Friday, Feb. 26, 2010

Dan Walters: PG&E taking a tough line on public rivals

By Dan Walters - [email protected]


Sacramento-area voters, responding to a Sacramento Bee-led crusade, voted in 1923 to divorce themselves from Pacific Gas and Electric Co. and create a publicly owned electric utility, but it took 23 more years before the Sacramento Municipal Utility District began serving customers.

Why so long? PG&E fought a rear-guard action to delay the SMUD takeover, before finally losing in a landmark U.S. Supreme Court case.


Nearly a century later, PG&E is still resisting efforts to create publicly owned utilities, beating back several public power campaigns in San Francisco and, most recently, an effort to expand SMUD's territory into adjacent Yolo County. It's also resisted "community choice aggregation" in which local communities buy power elsewhere and use PG&E's distribution system – a battle it fought most recently in Marin County.
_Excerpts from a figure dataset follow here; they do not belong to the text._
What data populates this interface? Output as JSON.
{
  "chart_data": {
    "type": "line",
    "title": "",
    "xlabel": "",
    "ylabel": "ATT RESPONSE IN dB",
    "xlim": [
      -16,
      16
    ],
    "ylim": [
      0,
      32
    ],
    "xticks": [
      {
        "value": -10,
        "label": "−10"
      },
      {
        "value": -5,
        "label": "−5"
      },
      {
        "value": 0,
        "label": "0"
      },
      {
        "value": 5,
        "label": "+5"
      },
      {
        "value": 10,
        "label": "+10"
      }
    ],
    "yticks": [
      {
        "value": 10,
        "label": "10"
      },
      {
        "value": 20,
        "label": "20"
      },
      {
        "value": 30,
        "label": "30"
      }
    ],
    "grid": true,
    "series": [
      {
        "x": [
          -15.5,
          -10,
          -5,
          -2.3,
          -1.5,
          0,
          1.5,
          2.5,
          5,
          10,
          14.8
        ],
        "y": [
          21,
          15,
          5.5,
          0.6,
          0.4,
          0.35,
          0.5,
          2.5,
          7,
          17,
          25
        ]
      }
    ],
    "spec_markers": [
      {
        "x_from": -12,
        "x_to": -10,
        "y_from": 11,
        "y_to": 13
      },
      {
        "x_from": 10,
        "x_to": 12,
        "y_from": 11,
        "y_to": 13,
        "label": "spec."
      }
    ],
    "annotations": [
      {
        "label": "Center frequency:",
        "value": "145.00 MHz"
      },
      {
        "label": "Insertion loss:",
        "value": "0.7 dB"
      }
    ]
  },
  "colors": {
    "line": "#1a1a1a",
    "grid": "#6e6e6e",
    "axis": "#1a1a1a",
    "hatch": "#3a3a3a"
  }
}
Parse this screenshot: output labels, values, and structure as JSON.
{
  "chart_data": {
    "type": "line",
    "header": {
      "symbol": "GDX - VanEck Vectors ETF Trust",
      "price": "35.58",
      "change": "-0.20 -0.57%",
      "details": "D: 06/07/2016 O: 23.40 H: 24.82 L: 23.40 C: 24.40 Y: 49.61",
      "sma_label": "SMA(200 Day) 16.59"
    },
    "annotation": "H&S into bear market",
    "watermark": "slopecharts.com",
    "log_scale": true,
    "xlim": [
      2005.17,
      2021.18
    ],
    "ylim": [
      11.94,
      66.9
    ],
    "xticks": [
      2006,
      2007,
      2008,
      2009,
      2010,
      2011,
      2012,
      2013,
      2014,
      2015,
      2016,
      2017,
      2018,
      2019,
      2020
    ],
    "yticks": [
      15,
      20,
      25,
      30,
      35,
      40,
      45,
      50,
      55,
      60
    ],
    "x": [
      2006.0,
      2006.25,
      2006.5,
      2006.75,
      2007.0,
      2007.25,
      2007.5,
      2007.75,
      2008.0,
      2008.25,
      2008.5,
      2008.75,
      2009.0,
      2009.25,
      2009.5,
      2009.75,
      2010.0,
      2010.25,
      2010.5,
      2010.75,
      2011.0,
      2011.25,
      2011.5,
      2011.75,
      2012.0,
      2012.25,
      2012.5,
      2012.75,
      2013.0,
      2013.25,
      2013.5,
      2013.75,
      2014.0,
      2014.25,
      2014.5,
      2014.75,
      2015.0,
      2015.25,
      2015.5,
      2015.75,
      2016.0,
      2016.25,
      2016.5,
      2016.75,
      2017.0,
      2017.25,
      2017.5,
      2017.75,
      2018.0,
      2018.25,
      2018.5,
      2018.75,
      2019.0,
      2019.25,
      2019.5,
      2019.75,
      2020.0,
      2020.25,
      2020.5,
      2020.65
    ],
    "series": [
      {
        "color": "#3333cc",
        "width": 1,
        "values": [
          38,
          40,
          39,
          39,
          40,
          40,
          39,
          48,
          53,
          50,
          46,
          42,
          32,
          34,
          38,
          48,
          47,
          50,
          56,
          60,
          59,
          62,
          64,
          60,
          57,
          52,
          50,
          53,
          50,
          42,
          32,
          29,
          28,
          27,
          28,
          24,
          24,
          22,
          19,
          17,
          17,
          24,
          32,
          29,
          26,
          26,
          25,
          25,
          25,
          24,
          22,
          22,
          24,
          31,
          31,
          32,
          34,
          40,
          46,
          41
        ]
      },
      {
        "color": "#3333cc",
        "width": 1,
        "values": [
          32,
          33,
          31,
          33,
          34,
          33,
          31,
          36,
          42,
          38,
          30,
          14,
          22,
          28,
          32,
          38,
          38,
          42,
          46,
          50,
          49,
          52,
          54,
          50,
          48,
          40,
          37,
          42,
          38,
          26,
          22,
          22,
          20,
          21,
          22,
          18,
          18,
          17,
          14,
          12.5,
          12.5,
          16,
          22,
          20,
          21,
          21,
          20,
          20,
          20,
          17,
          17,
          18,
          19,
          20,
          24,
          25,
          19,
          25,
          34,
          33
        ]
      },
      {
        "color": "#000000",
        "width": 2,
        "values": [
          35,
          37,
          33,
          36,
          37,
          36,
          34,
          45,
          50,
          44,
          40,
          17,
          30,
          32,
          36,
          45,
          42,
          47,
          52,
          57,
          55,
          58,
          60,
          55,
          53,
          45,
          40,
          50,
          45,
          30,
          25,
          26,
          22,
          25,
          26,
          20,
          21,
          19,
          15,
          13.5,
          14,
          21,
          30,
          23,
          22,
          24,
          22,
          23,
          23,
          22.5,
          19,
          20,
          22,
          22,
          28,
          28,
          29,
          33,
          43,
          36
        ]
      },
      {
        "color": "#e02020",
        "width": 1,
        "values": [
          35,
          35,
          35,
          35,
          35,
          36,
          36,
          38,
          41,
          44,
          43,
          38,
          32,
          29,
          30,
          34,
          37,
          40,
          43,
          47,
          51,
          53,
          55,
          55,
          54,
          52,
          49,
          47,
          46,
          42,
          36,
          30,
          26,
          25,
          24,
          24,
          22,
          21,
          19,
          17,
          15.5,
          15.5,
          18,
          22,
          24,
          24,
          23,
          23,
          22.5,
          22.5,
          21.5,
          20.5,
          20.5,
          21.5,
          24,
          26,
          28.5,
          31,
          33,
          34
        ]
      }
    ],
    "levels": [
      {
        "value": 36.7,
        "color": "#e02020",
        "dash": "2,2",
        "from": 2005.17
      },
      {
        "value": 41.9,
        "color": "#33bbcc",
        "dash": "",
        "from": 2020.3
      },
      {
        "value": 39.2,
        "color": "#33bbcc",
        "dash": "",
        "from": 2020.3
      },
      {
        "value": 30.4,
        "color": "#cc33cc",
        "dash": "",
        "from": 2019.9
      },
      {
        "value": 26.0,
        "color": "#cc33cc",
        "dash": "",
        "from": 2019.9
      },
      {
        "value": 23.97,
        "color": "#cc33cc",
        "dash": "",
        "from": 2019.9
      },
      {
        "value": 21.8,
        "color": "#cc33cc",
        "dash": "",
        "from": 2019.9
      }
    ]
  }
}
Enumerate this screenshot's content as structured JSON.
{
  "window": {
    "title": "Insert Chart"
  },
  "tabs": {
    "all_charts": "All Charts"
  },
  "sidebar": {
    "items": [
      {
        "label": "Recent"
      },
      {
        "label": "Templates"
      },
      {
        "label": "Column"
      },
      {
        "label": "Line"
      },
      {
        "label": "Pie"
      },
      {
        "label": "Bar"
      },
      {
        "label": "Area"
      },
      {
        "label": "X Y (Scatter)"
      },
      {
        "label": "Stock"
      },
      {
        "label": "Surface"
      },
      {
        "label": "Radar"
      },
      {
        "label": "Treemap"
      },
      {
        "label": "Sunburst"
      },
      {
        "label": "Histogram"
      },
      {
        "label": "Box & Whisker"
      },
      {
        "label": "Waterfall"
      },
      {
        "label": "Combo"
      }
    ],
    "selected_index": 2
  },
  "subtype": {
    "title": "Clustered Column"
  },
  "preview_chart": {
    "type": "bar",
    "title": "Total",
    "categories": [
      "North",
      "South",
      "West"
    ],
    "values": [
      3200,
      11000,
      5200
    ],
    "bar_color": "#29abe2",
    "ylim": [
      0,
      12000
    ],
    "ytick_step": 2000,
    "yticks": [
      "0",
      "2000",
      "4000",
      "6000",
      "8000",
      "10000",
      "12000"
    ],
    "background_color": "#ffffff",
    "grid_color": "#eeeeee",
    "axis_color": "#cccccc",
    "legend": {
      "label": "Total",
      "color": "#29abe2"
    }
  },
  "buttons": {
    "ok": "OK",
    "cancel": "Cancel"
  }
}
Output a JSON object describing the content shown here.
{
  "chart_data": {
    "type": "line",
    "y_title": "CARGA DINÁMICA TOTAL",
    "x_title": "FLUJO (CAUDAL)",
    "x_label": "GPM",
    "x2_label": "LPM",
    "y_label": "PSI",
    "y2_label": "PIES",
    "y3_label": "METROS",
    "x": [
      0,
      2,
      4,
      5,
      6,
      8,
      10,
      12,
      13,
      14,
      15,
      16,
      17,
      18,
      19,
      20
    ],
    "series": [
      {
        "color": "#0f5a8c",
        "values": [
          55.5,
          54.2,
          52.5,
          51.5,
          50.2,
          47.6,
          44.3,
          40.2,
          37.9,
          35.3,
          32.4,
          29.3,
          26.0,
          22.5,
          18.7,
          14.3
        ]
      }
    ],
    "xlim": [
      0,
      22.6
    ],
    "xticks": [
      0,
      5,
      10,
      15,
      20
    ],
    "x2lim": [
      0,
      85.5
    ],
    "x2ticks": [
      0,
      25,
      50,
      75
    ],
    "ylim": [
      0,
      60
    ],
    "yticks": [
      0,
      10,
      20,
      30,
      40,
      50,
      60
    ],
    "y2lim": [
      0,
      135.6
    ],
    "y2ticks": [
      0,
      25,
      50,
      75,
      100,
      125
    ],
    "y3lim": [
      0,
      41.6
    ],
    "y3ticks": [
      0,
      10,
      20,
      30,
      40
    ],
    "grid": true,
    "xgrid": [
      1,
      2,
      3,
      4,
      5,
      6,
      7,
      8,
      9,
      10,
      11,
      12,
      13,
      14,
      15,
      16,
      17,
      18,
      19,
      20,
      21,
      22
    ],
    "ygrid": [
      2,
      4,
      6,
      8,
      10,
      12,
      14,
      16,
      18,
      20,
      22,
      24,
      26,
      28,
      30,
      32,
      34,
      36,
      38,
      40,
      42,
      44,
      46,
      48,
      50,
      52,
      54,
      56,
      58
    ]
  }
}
Tired of those battles and anticipating more on the horizon, PG&E is making a pre-emptive strike. It's sponsoring a June ballot measure, Proposition 16, that would make it much more difficult to create or expand publicly owned utilities by requiring two-thirds votes, instead of the current simple majority votes. And it's planning to spend at least $25 million to persuade voters to adopt the constitutional amendment.


It's only fair that decisions with immense financial consequences be ratified by a super-majority vote, PG&E argues. It's picked up support from major business groups, such as the California Chamber of Commerce. Predictably, however, Proposition 16 is drawing fire from consumer groups and liberal politicians, as a debate-like hearing Thursday before legislative committees demonstrated.


San Francisco legislators such as Mark Leno and Tom Ammiano sharply criticized Proposition 16 as a way for private utilities to shut down competition for customers. "In effect, this would do nothing but hurt competition," Leno said.


The measure contains a major semantic sticking point that Proposition 16 opponents are calling a "drafting error." It's the measure's core requirement that a two-thirds vote must be obtained before a municipal utility can "expand electric delivery services to a new territory or new customers."


Former state energy commissioner John Geesman calls it a "tapeworm" that could require a two-thirds vote before a municipal utility could serve new customers within its territory.


Another section says the contentious phrase does not apply to service "within the existing jurisdictional boundaries" of a utility that's the "sole electric delivery service provider," and the Legislature's budget analyst said that Proposition 16 wouldn't affect new customers within those boundaries.


However, the phrase apparently led the California Association of Realtors to oppose the measure, fearing it could be used to stop real estate development projects, thus diluting business support for Proposition 16.